In Hoffenheim und Stuttgart stellt man hingegen frustriert fest: Die Retter retten gar nicht. Hoffenheim brauchte unter Huub Stevens vier Spiele, um überhaupt mal ein Tor zu schießen und gegen Aufsteiger Ingolstadt am Wochenende ein Tor in der 96. Minute, um nicht zu verlieren. Letzter bleibt 1899 trotzdem, weil sich der VfB nach der Demission von Alexander Zorniger unter Interimsretter Jürgen Kramny zu einem ärmlichen Heimremis gegen Werder Bremen kriselte. Das reichte VfB-Sportdirektor Robin Dutt, um Kramny auch im nächsten Ligaspiel gegen Mainz auf der Bank zu lassen. Aber er dürfte wissen: Die Rettung ist das nicht.
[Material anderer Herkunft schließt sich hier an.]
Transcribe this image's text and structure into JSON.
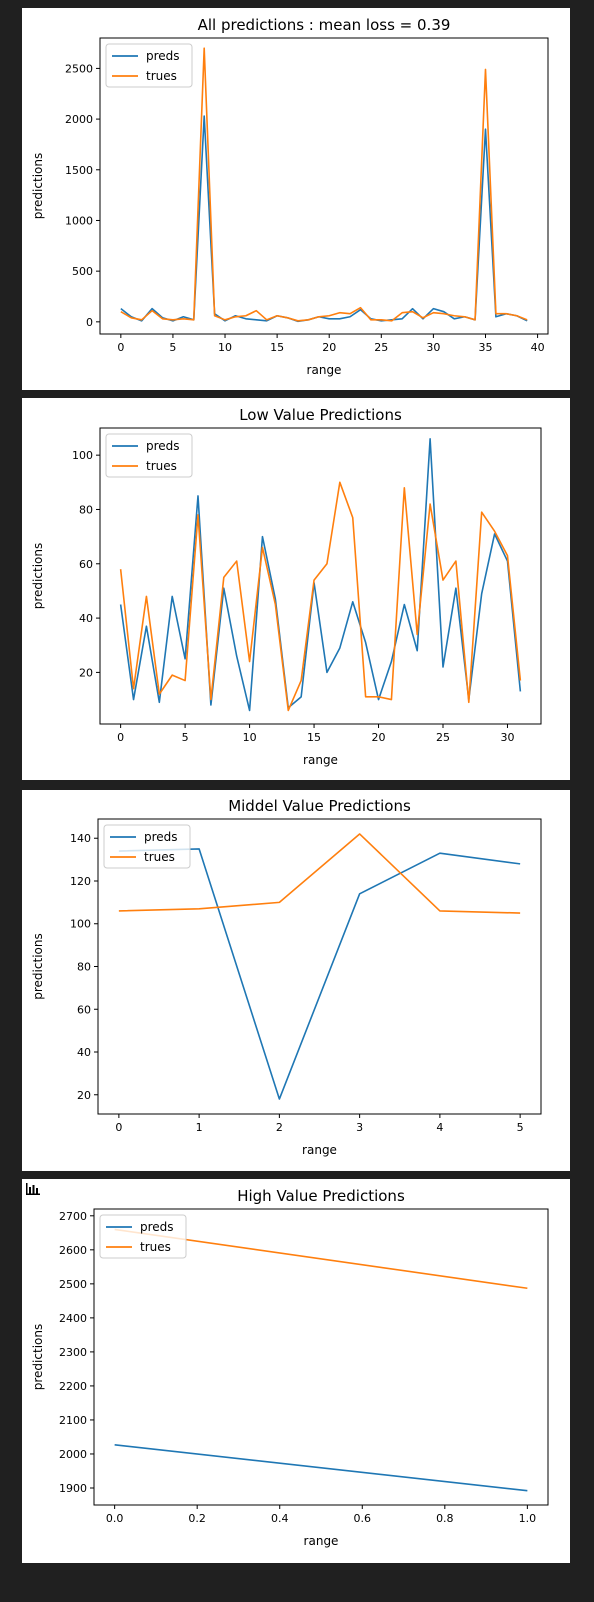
{
  "colors": {
    "preds": "#1f77b4",
    "trues": "#ff7f0e"
  },
  "chart_data": [
    {
      "type": "line",
      "title": "All predictions : mean loss = 0.39",
      "xlabel": "range",
      "ylabel": "predictions",
      "xlim": [
        -2,
        41
      ],
      "ylim": [
        -120,
        2800
      ],
      "xticks": [
        0,
        5,
        10,
        15,
        20,
        25,
        30,
        35,
        40
      ],
      "yticks": [
        0,
        500,
        1000,
        1500,
        2000,
        2500
      ],
      "legend": "top-left",
      "series": [
        {
          "name": "preds",
          "color": "#1f77b4",
          "x": [
            0,
            1,
            2,
            3,
            4,
            5,
            6,
            7,
            8,
            9,
            10,
            11,
            12,
            13,
            14,
            15,
            16,
            17,
            18,
            19,
            20,
            21,
            22,
            23,
            24,
            25,
            26,
            27,
            28,
            29,
            30,
            31,
            32,
            33,
            34,
            35,
            36,
            37,
            38,
            39
          ],
          "y": [
            130,
            50,
            10,
            130,
            40,
            10,
            50,
            20,
            2030,
            80,
            10,
            60,
            30,
            20,
            10,
            60,
            40,
            5,
            20,
            50,
            30,
            30,
            50,
            120,
            30,
            10,
            20,
            30,
            130,
            30,
            130,
            100,
            30,
            50,
            20,
            1900,
            50,
            80,
            60,
            10
          ]
        },
        {
          "name": "trues",
          "color": "#ff7f0e",
          "x": [
            0,
            1,
            2,
            3,
            4,
            5,
            6,
            7,
            8,
            9,
            10,
            11,
            12,
            13,
            14,
            15,
            16,
            17,
            18,
            19,
            20,
            21,
            22,
            23,
            24,
            25,
            26,
            27,
            28,
            29,
            30,
            31,
            32,
            33,
            34,
            35,
            36,
            37,
            38,
            39
          ],
          "y": [
            100,
            40,
            20,
            110,
            30,
            20,
            30,
            20,
            2700,
            60,
            20,
            50,
            60,
            110,
            20,
            60,
            40,
            10,
            20,
            50,
            60,
            90,
            80,
            140,
            20,
            20,
            10,
            90,
            100,
            40,
            90,
            80,
            60,
            50,
            20,
            2490,
            80,
            80,
            60,
            20
          ]
        }
      ]
    },
    {
      "type": "line",
      "title": "Low Value Predictions",
      "xlabel": "range",
      "ylabel": "predictions",
      "xlim": [
        -1.6,
        32.6
      ],
      "ylim": [
        1,
        110
      ],
      "xticks": [
        0,
        5,
        10,
        15,
        20,
        25,
        30
      ],
      "yticks": [
        20,
        40,
        60,
        80,
        100
      ],
      "legend": "top-left",
      "series": [
        {
          "name": "preds",
          "color": "#1f77b4",
          "x": [
            0,
            1,
            2,
            3,
            4,
            5,
            6,
            7,
            8,
            9,
            10,
            11,
            12,
            13,
            14,
            15,
            16,
            17,
            18,
            19,
            20,
            21,
            22,
            23,
            24,
            25,
            26,
            27,
            28,
            29,
            30,
            31
          ],
          "y": [
            45,
            10,
            37,
            9,
            48,
            25,
            85,
            8,
            51,
            26,
            6,
            70,
            47,
            7,
            11,
            53,
            20,
            29,
            46,
            31,
            10,
            24,
            45,
            28,
            106,
            22,
            51,
            10,
            49,
            71,
            61,
            13
          ]
        },
        {
          "name": "trues",
          "color": "#ff7f0e",
          "x": [
            0,
            1,
            2,
            3,
            4,
            5,
            6,
            7,
            8,
            9,
            10,
            11,
            12,
            13,
            14,
            15,
            16,
            17,
            18,
            19,
            20,
            21,
            22,
            23,
            24,
            25,
            26,
            27,
            28,
            29,
            30,
            31
          ],
          "y": [
            58,
            14,
            48,
            12,
            19,
            17,
            78,
            10,
            55,
            61,
            24,
            66,
            45,
            6,
            17,
            54,
            60,
            90,
            77,
            11,
            11,
            10,
            88,
            34,
            82,
            54,
            61,
            9,
            79,
            72,
            63,
            17
          ]
        }
      ]
    },
    {
      "type": "line",
      "title": "Middel Value Predictions",
      "xlabel": "range",
      "ylabel": "predictions",
      "xlim": [
        -0.26,
        5.26
      ],
      "ylim": [
        11,
        149
      ],
      "xticks": [
        0,
        1,
        2,
        3,
        4,
        5
      ],
      "yticks": [
        20,
        40,
        60,
        80,
        100,
        120,
        140
      ],
      "legend": "top-left",
      "series": [
        {
          "name": "preds",
          "color": "#1f77b4",
          "x": [
            0,
            1,
            2,
            3,
            4,
            5
          ],
          "y": [
            134,
            135,
            18,
            114,
            133,
            128
          ]
        },
        {
          "name": "trues",
          "color": "#ff7f0e",
          "x": [
            0,
            1,
            2,
            3,
            4,
            5
          ],
          "y": [
            106,
            107,
            110,
            142,
            106,
            105
          ]
        }
      ]
    },
    {
      "type": "line",
      "title": "High Value Predictions",
      "xlabel": "range",
      "ylabel": "predictions",
      "xlim": [
        -0.05,
        1.05
      ],
      "ylim": [
        1850,
        2720
      ],
      "xticks": [
        0.0,
        0.2,
        0.4,
        0.6,
        0.8,
        1.0
      ],
      "xtick_labels": [
        "0.0",
        "0.2",
        "0.4",
        "0.6",
        "0.8",
        "1.0"
      ],
      "yticks": [
        1900,
        2000,
        2100,
        2200,
        2300,
        2400,
        2500,
        2600,
        2700
      ],
      "legend": "top-left",
      "series": [
        {
          "name": "preds",
          "color": "#1f77b4",
          "x": [
            0,
            1
          ],
          "y": [
            2027,
            1892
          ]
        },
        {
          "name": "trues",
          "color": "#ff7f0e",
          "x": [
            0,
            1
          ],
          "y": [
            2660,
            2487
          ]
        }
      ]
    }
  ]
}
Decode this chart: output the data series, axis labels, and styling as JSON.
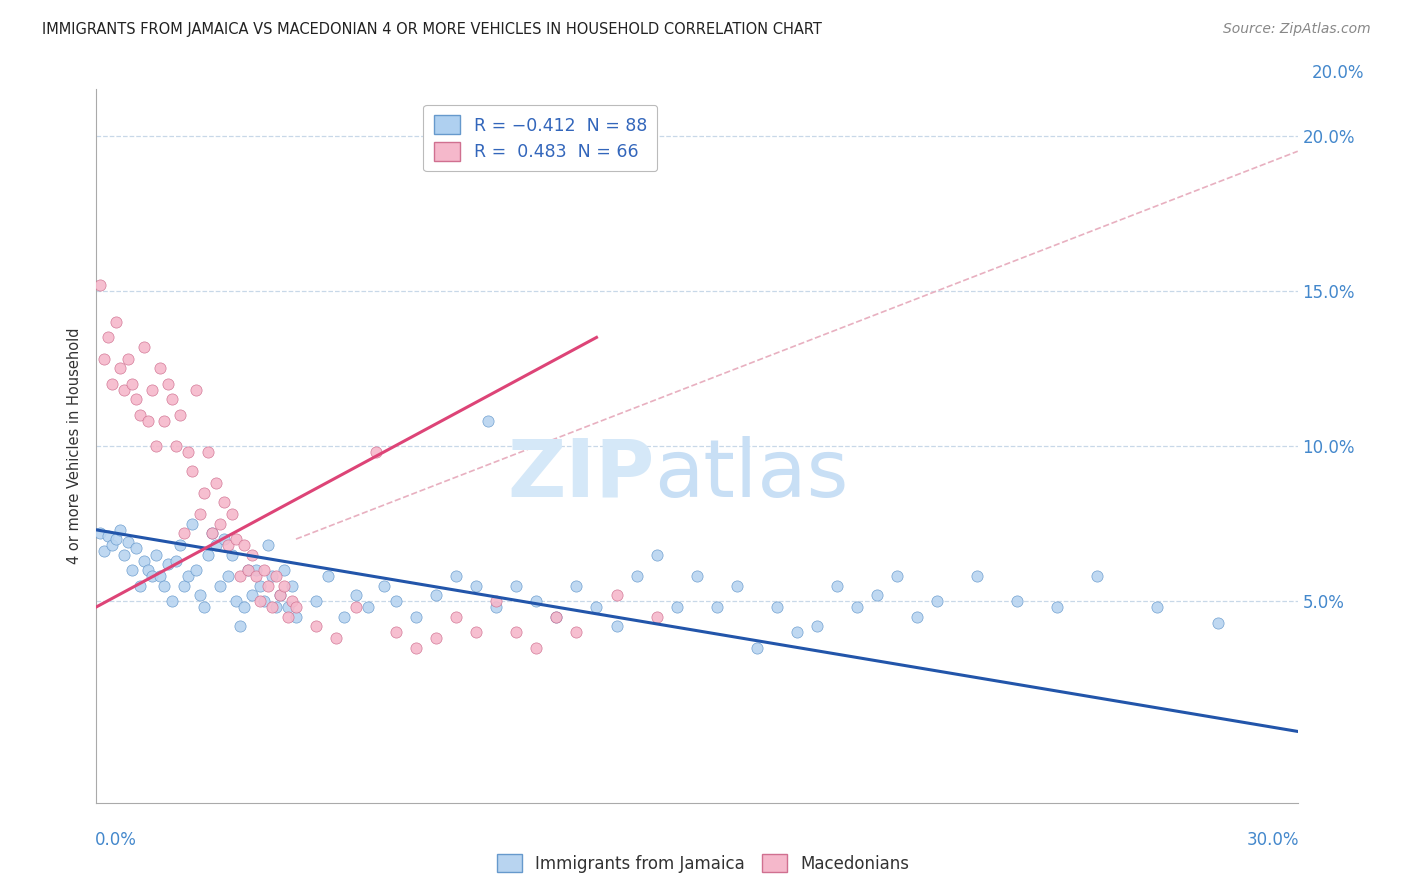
{
  "title": "IMMIGRANTS FROM JAMAICA VS MACEDONIAN 4 OR MORE VEHICLES IN HOUSEHOLD CORRELATION CHART",
  "source": "Source: ZipAtlas.com",
  "ylabel": "4 or more Vehicles in Household",
  "xlim": [
    0.0,
    0.3
  ],
  "ylim": [
    -0.015,
    0.215
  ],
  "yplot_min": 0.0,
  "yplot_max": 0.2,
  "right_ytick_vals": [
    0.2,
    0.15,
    0.1,
    0.05
  ],
  "right_ytick_labels": [
    "20.0%",
    "15.0%",
    "10.0%",
    "5.0%"
  ],
  "right_ytick_top": "20.0%",
  "legend_r1": "R = −0.412  N = 88",
  "legend_r2": "R =  0.483  N = 66",
  "legend_color1": "#afd0f0",
  "legend_color2": "#f5b8cb",
  "blue_scatter_color": "#b8d4f0",
  "pink_scatter_color": "#f5b8cb",
  "blue_edge_color": "#6699cc",
  "pink_edge_color": "#d07090",
  "blue_line_color": "#2255aa",
  "pink_line_color": "#dd4477",
  "dash_line_color": "#e8b0c0",
  "watermark_zip_color": "#d5e8f8",
  "watermark_atlas_color": "#c8dff5",
  "blue_line_x0": 0.0,
  "blue_line_x1": 0.3,
  "blue_line_y0": 0.073,
  "blue_line_y1": 0.008,
  "pink_line_x0": 0.0,
  "pink_line_x1": 0.125,
  "pink_line_y0": 0.048,
  "pink_line_y1": 0.135,
  "dash_line_x0": 0.05,
  "dash_line_x1": 0.3,
  "dash_line_y0": 0.07,
  "dash_line_y1": 0.195,
  "blue_points": [
    [
      0.001,
      0.072
    ],
    [
      0.002,
      0.066
    ],
    [
      0.003,
      0.071
    ],
    [
      0.004,
      0.068
    ],
    [
      0.005,
      0.07
    ],
    [
      0.006,
      0.073
    ],
    [
      0.007,
      0.065
    ],
    [
      0.008,
      0.069
    ],
    [
      0.009,
      0.06
    ],
    [
      0.01,
      0.067
    ],
    [
      0.011,
      0.055
    ],
    [
      0.012,
      0.063
    ],
    [
      0.013,
      0.06
    ],
    [
      0.014,
      0.058
    ],
    [
      0.015,
      0.065
    ],
    [
      0.016,
      0.058
    ],
    [
      0.017,
      0.055
    ],
    [
      0.018,
      0.062
    ],
    [
      0.019,
      0.05
    ],
    [
      0.02,
      0.063
    ],
    [
      0.021,
      0.068
    ],
    [
      0.022,
      0.055
    ],
    [
      0.023,
      0.058
    ],
    [
      0.024,
      0.075
    ],
    [
      0.025,
      0.06
    ],
    [
      0.026,
      0.052
    ],
    [
      0.027,
      0.048
    ],
    [
      0.028,
      0.065
    ],
    [
      0.029,
      0.072
    ],
    [
      0.03,
      0.068
    ],
    [
      0.031,
      0.055
    ],
    [
      0.032,
      0.07
    ],
    [
      0.033,
      0.058
    ],
    [
      0.034,
      0.065
    ],
    [
      0.035,
      0.05
    ],
    [
      0.036,
      0.042
    ],
    [
      0.037,
      0.048
    ],
    [
      0.038,
      0.06
    ],
    [
      0.039,
      0.052
    ],
    [
      0.04,
      0.06
    ],
    [
      0.041,
      0.055
    ],
    [
      0.042,
      0.05
    ],
    [
      0.043,
      0.068
    ],
    [
      0.044,
      0.058
    ],
    [
      0.045,
      0.048
    ],
    [
      0.046,
      0.052
    ],
    [
      0.047,
      0.06
    ],
    [
      0.048,
      0.048
    ],
    [
      0.049,
      0.055
    ],
    [
      0.05,
      0.045
    ],
    [
      0.055,
      0.05
    ],
    [
      0.058,
      0.058
    ],
    [
      0.062,
      0.045
    ],
    [
      0.065,
      0.052
    ],
    [
      0.068,
      0.048
    ],
    [
      0.072,
      0.055
    ],
    [
      0.075,
      0.05
    ],
    [
      0.08,
      0.045
    ],
    [
      0.085,
      0.052
    ],
    [
      0.09,
      0.058
    ],
    [
      0.095,
      0.055
    ],
    [
      0.098,
      0.108
    ],
    [
      0.1,
      0.048
    ],
    [
      0.105,
      0.055
    ],
    [
      0.11,
      0.05
    ],
    [
      0.115,
      0.045
    ],
    [
      0.12,
      0.055
    ],
    [
      0.125,
      0.048
    ],
    [
      0.13,
      0.042
    ],
    [
      0.135,
      0.058
    ],
    [
      0.14,
      0.065
    ],
    [
      0.145,
      0.048
    ],
    [
      0.15,
      0.058
    ],
    [
      0.155,
      0.048
    ],
    [
      0.16,
      0.055
    ],
    [
      0.165,
      0.035
    ],
    [
      0.17,
      0.048
    ],
    [
      0.175,
      0.04
    ],
    [
      0.18,
      0.042
    ],
    [
      0.185,
      0.055
    ],
    [
      0.19,
      0.048
    ],
    [
      0.195,
      0.052
    ],
    [
      0.2,
      0.058
    ],
    [
      0.205,
      0.045
    ],
    [
      0.21,
      0.05
    ],
    [
      0.22,
      0.058
    ],
    [
      0.23,
      0.05
    ],
    [
      0.24,
      0.048
    ],
    [
      0.25,
      0.058
    ],
    [
      0.265,
      0.048
    ],
    [
      0.28,
      0.043
    ]
  ],
  "pink_points": [
    [
      0.001,
      0.152
    ],
    [
      0.002,
      0.128
    ],
    [
      0.003,
      0.135
    ],
    [
      0.004,
      0.12
    ],
    [
      0.005,
      0.14
    ],
    [
      0.006,
      0.125
    ],
    [
      0.007,
      0.118
    ],
    [
      0.008,
      0.128
    ],
    [
      0.009,
      0.12
    ],
    [
      0.01,
      0.115
    ],
    [
      0.011,
      0.11
    ],
    [
      0.012,
      0.132
    ],
    [
      0.013,
      0.108
    ],
    [
      0.014,
      0.118
    ],
    [
      0.015,
      0.1
    ],
    [
      0.016,
      0.125
    ],
    [
      0.017,
      0.108
    ],
    [
      0.018,
      0.12
    ],
    [
      0.019,
      0.115
    ],
    [
      0.02,
      0.1
    ],
    [
      0.021,
      0.11
    ],
    [
      0.022,
      0.072
    ],
    [
      0.023,
      0.098
    ],
    [
      0.024,
      0.092
    ],
    [
      0.025,
      0.118
    ],
    [
      0.026,
      0.078
    ],
    [
      0.027,
      0.085
    ],
    [
      0.028,
      0.098
    ],
    [
      0.029,
      0.072
    ],
    [
      0.03,
      0.088
    ],
    [
      0.031,
      0.075
    ],
    [
      0.032,
      0.082
    ],
    [
      0.033,
      0.068
    ],
    [
      0.034,
      0.078
    ],
    [
      0.035,
      0.07
    ],
    [
      0.036,
      0.058
    ],
    [
      0.037,
      0.068
    ],
    [
      0.038,
      0.06
    ],
    [
      0.039,
      0.065
    ],
    [
      0.04,
      0.058
    ],
    [
      0.041,
      0.05
    ],
    [
      0.042,
      0.06
    ],
    [
      0.043,
      0.055
    ],
    [
      0.044,
      0.048
    ],
    [
      0.045,
      0.058
    ],
    [
      0.046,
      0.052
    ],
    [
      0.047,
      0.055
    ],
    [
      0.048,
      0.045
    ],
    [
      0.049,
      0.05
    ],
    [
      0.05,
      0.048
    ],
    [
      0.055,
      0.042
    ],
    [
      0.06,
      0.038
    ],
    [
      0.065,
      0.048
    ],
    [
      0.07,
      0.098
    ],
    [
      0.075,
      0.04
    ],
    [
      0.08,
      0.035
    ],
    [
      0.085,
      0.038
    ],
    [
      0.09,
      0.045
    ],
    [
      0.095,
      0.04
    ],
    [
      0.1,
      0.05
    ],
    [
      0.105,
      0.04
    ],
    [
      0.11,
      0.035
    ],
    [
      0.115,
      0.045
    ],
    [
      0.12,
      0.04
    ],
    [
      0.13,
      0.052
    ],
    [
      0.14,
      0.045
    ]
  ]
}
6. Der Bundesliga fehlen Gilberto Silvas
Razzien und Massenverhaftungen beim Fußball-Weltverband Fifa, ein vom Big Boss jahrelang geduldetes Schmiergeld-Schneeballsystem im dreistelligen Millionenbereich, WM-Vergaben an die technisch schlechtesten Bewerber, dazu hierzulande der Verdacht eines gekauften Sommermärchens 2006: Der Fußball leidet und es gibt viele Sachverhalte, zu denen sich die maßgeblichen Protagonisten des Sports doch bitte einmal kritisch äußern könnten. Das findet zumindest Gilberto Silva, brasilianischer Weltmeister von 2002: "Ich denke, jeder der Fußball liebt - Spieler, Ex-Spieler, Trainer - muss jetzt aufstehen. Es ist unmöglich, dass niemand irgendetwas sagt, dass jeder ruhig bleibt. Das ist sehr seltsam", klagte er vergangene Woche im "Guardian" und stellte fest: "Es ist enttäuschend und frustrierend."
Bezogen auf die Fußball-Bundesliga lässt sich trotz eines Schalkes-Witzchens über die Fifa nach dem 15. Spieltag vermelden: Das Schweigen der Männer, in der Fußball-Bundesliga bleibt es der Normalzustand. Leider.